November. A sensitive time for me, a sort of purgatory. This year the topic for December is “aging” – as it is every year, thanks to the relentlessness with which the world celebrates birthday anniversaries. Perhaps we should mourn them instead. I briefly glanced over here last week, with dread rather, and it happened to be November 11, exactly a year since I wrote my ominous last post. So I became even more resentful of myself, if that is even possible at the moment, and resolved to write another post the same day, an anniversary post, if you will.

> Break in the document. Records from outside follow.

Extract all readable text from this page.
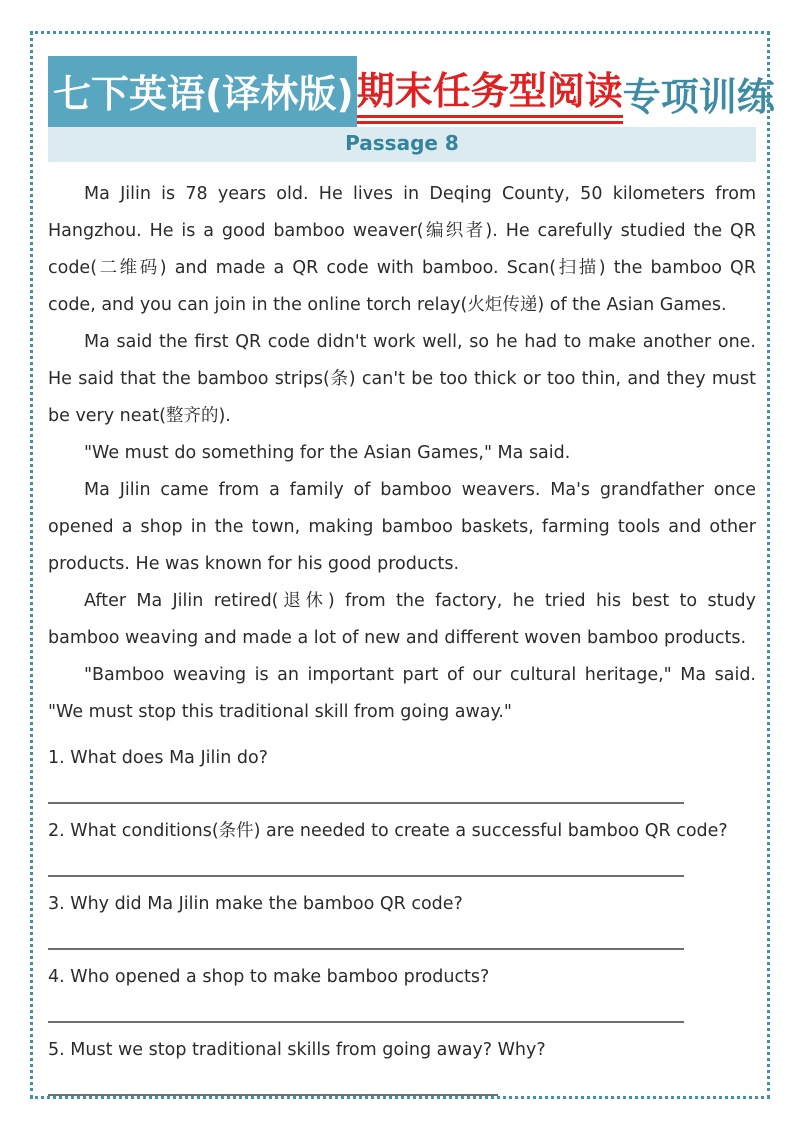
七下英语(译林版) 期末任务型阅读 专项训练
Passage 8

Ma Jilin is 78 years old. He lives in Deqing County, 50 kilometers from Hangzhou. He is a good bamboo weaver(编织者). He carefully studied the QR code(二维码) and made a QR code with bamboo. Scan(扫描) the bamboo QR code, and you can join in the online torch relay(火炬传递) of the Asian Games.

Ma said the first QR code didn't work well, so he had to make another one. He said that the bamboo strips(条) can't be too thick or too thin, and they must be very neat(整齐的).

"We must do something for the Asian Games," Ma said.

Ma Jilin came from a family of bamboo weavers. Ma's grandfather once opened a shop in the town, making bamboo baskets, farming tools and other products. He was known for his good products.

After Ma Jilin retired(退休) from the factory, he tried his best to study bamboo weaving and made a lot of new and different woven bamboo products.

"Bamboo weaving is an important part of our cultural heritage," Ma said. "We must stop this traditional skill from going away."

1. What does Ma Jilin do?
2. What conditions(条件) are needed to create a successful bamboo QR code?
3. Why did Ma Jilin make the bamboo QR code?
4. Who opened a shop to make bamboo products?
5. Must we stop traditional skills from going away? Why?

Evidently, I failed. One cannot simply sit and decide to write, as I knew too well. Words don’t come easily, and even less so when they’re rusted with disuse, as are mine. I’ve tried to discipline myself and attempt one of those spartan challenges, where the gratification of an impending need is conditioned upon the completion of a less desirable and more arduous task. I browsed for ideas through the cliche hand-holding techniques they teach you on Yahoo. No breakfast until I write one page (but I am hungry!). No shower until I come up with one story idea (but I need one!). Puerile as I find these things, they might be the only way I’ve left to marshal my now-slothful mind into some sort of constructive routine.

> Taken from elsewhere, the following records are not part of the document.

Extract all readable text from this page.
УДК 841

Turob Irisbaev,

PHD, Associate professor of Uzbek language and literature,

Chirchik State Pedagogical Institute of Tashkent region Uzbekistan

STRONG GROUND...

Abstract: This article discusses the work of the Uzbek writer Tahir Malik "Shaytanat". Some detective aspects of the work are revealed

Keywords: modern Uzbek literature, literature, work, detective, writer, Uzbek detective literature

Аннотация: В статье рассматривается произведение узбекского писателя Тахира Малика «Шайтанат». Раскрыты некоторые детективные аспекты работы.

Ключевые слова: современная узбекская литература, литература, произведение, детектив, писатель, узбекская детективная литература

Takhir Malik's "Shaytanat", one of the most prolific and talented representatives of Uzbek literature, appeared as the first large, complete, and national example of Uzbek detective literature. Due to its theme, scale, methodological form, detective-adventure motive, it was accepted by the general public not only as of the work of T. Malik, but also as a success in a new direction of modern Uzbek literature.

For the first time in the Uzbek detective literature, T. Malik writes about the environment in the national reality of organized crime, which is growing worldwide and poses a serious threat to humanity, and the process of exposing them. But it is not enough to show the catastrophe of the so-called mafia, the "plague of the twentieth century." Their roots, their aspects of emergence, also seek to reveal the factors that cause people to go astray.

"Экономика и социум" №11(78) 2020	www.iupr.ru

Halfway through the first paragraph, I did prepare breakfast. I toasted wheat germ, mixed it with some yogurt of a dubious expiration date (but I wonder if yogurt could ever go bad, since yogurt is already milk gone bad, in a sense), and with dried cranberries. But I am still writing. A satisfied stomach feels good, the yogurt did not kill me, the heater purrs happily next to me like a napping cat, no life-threatening things have happened lately. Life is good. Nathan and I arrived at this conclusion yesterday, when we summarized that: we have enough food to eat, we have all our limbs, our minds are healthy and we do not live in North Korea. So we are lucky. And then Nathan made one of those jokes that hardly make sense even to himself, something about grandma’s house, if I remember us playing there when we were children. Then he looked at me with a dumb smile, as if I’m supposed to understand something arcane within. Many of these jokes do, for all their randomness, become prophetic in some way, as most ambiguous things are, and little did he know that I was thinking of precisely that, of grandma’s house and of being young and careless. Neither of us has yet figured out how to be an adult, I suppose, and so far we both find adulthood rather disappointing.
And since my talents are becoming less numerous and I lack a photo of my latest feats, as befitting a resurrection post, I decided that the pizza I made last night could well fall under the “feats” category, since cooking, unlike writing, is still something I am good at. Entirely-home-made pizza with whole wheat crust, evil pepperoni and wholesome vegetables on top. Goes well with a nice Chardonnay, by the way. Thanksgiving is coming, so in the spirit of being thankful, I am happy for pizza and wine, for being alive and for having not lost my marbles yet.